The more agents I run, the more I live in my head. The more I live in my head, the less I trust what I'm shipping. I disconnect from my feelings, from my intuition and from my power. 

Overthinking is underfeeling.

When I'm overthinking a workflow, the fix is never more thinking. It's breathing. Stretching. Walking to the window. Three minutes of silence.

Thinking lives in the head. Feeling lives in the body. Most of us live on the thinking side and visit the body like a spa day.

The Embodied Agentic Mindset flips that.

Your body is the home. Your head is the tool.

That's how you bridge the thinking-feeling gap. That's how you build a healthy relationship with AI.

What this looks like in practice

1. Build rituals to reconnect with your body

AI pulls you into your head. You need rituals that pull you back.

  • Embodiment practices... breathwork, gong baths, dancing in your kitchen

  • Movement… yoga, swimming, walking

  • Silence days when the volume gets too loud

  • A Pleasure List: three things a day that bring you joy

  • Nature and sunshine

2. Time-box your agents

Have 30 minutes, 1 hour, 2 hours a day for agents. That's your agentic time. The rest of the day, nurture your humanness. Move your body. Talk to people. Be a person, not just an engineer.

You can't sustain 8-10 hours in the instruction-feedback loop. Nobody can. Time-boxing isn't a productivity hack.
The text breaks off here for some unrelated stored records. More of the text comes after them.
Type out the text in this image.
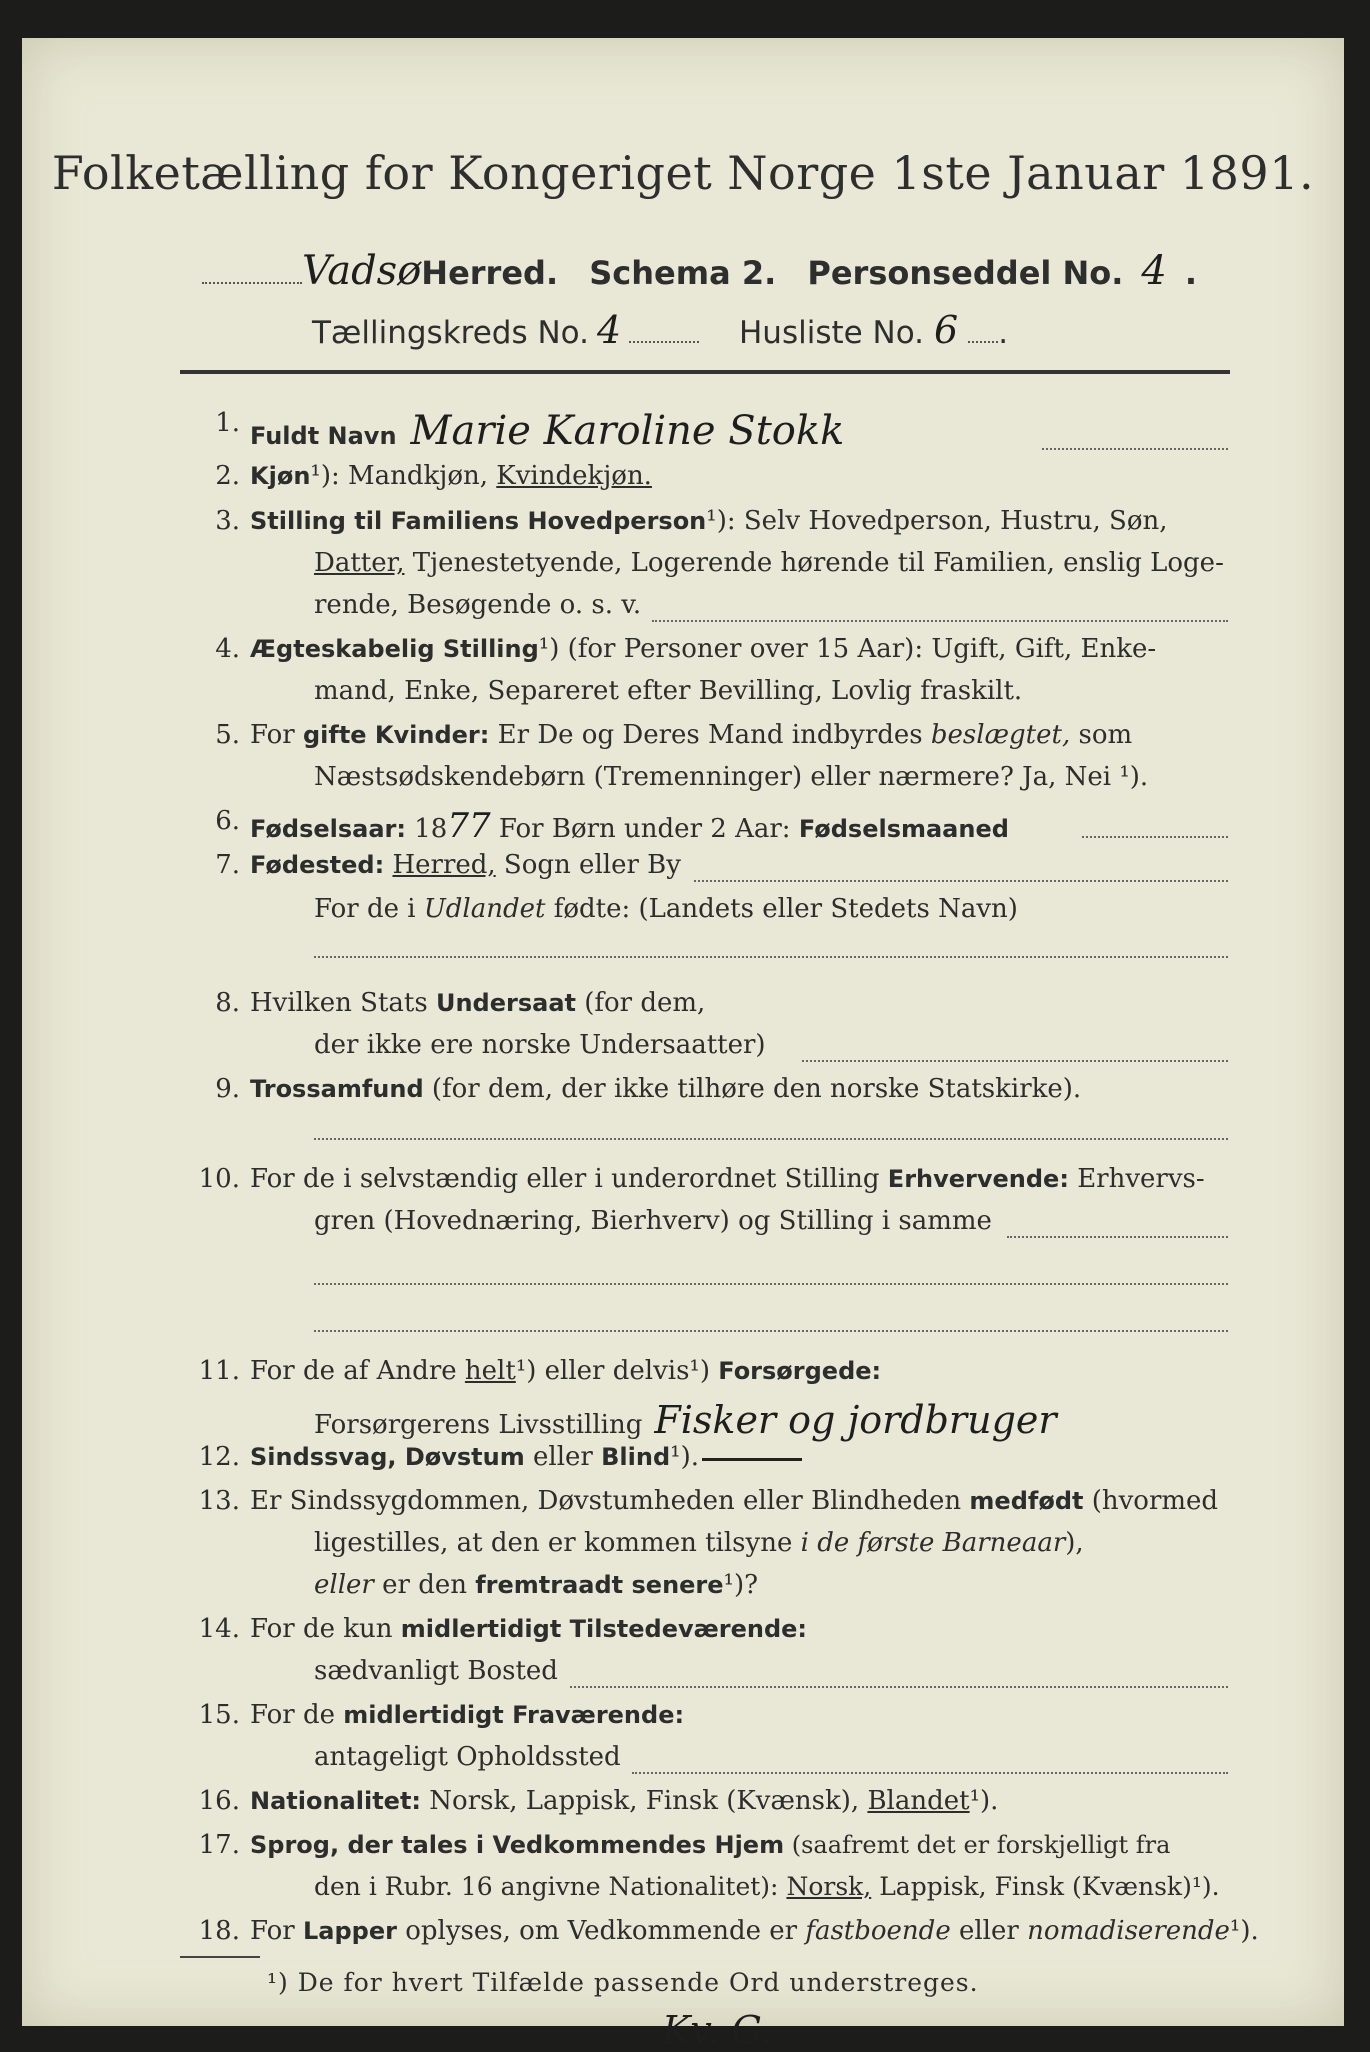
Folketælling for Kongeriget Norge 1ste Januar 1891.
VadsøHerred. Schema 2. Personseddel No. 4 .
Tællingskreds No. 4	Husliste No. 6 .
1. Fuldt Navn Marie Karoline Stokk
2. Kjøn¹): Mandkjøn, Kvindekjøn.
3. Stilling til Familiens Hovedperson¹): Selv Hovedperson, Hustru, Søn,
Datter, Tjenestetyende, Logerende hørende til Familien, enslig Loge-
rende, Besøgende o. s. v.
4. Ægteskabelig Stilling¹) (for Personer over 15 Aar): Ugift, Gift, Enke-
mand, Enke, Separeret efter Bevilling, Lovlig fraskilt.
5. For gifte Kvinder: Er De og Deres Mand indbyrdes beslægtet, som
Næstsødskendebørn (Tremenninger) eller nærmere? Ja, Nei ¹).
6. Fødselsaar: 1877 For Børn under 2 Aar: Fødselsmaaned
7. Fødested: Herred, Sogn eller By
For de i Udlandet fødte: (Landets eller Stedets Navn)
8. Hvilken Stats Undersaat (for dem,
der ikke ere norske Undersaatter)
9. Trossamfund (for dem, der ikke tilhøre den norske Statskirke).
10. For de i selvstændig eller i underordnet Stilling Erhvervende: Erhvervs-
gren (Hovednæring, Bierhverv) og Stilling i samme
11. For de af Andre helt¹) eller delvis¹) Forsørgede:
Forsørgerens Livsstilling Fisker og jordbruger
12. Sindssvag, Døvstum eller Blind¹).
13. Er Sindssygdommen, Døvstumheden eller Blindheden medfødt (hvormed
ligestilles, at den er kommen tilsyne i de første Barneaar),
eller er den fremtraadt senere¹)?
14. For de kun midlertidigt Tilstedeværende:
sædvanligt Bosted
15. For de midlertidigt Fraværende:
antageligt Opholdssted
16. Nationalitet: Norsk, Lappisk, Finsk (Kvænsk), Blandet¹).
17. Sprog, der tales i Vedkommendes Hjem (saafremt det er forskjelligt fra
den i Rubr. 16 angivne Nationalitet): Norsk, Lappisk, Finsk (Kvænsk)¹).
18. For Lapper oplyses, om Vedkommende er fastboende eller nomadiserende¹).
¹) De for hvert Tilfælde passende Ord understreges.
Kv. G.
It's survival.

3. Name the feeling, then decide

Name how you feel. When I stopped telling myself "I should be able to handle this" and started saying "this is genuinely overwhelming," the overwhelm loosened its grip.

Naming a feeling lessens its hold. It clears the runway for an actual decision.

Should I launch that agent today or sleep on it? Should I ship this or do I need a walk first?

Manage yourself or agents will “manage” you

This isn't about optimising yourself into an AI-powered superhuman. It's about regulating your own nervous system and attention so you can work with agents for the next 20 years without breaking.

The AI-first founders burning out now will need to recover. I don't want to be in that group. I don't want you there either. 

Your relationship with agents

I see two extremes.

The addicted. Building agents at midnight. Forgotten their hobbies. Don't eat well, don't exercise, stopped seeing friends. They can't stop.

The fearful. Heard the hype. Seen the headlines. Frozen. So they avoid agents altogether and call it caution.

Both are unhealthy relationships. Both miss the point.

Agents are there for you. They exist so you can move from doing the work to building systems that do the work. But only if you find the balance.

A healthy relationship with AI starts with Embodied Agentic Mindset. 

The leaders thriving with agents aren't the ones with the most tools. They're the ones who stay in their body while the agents run. They notice when they're pushing. They stop when they need to. They trust their judgement and intuition.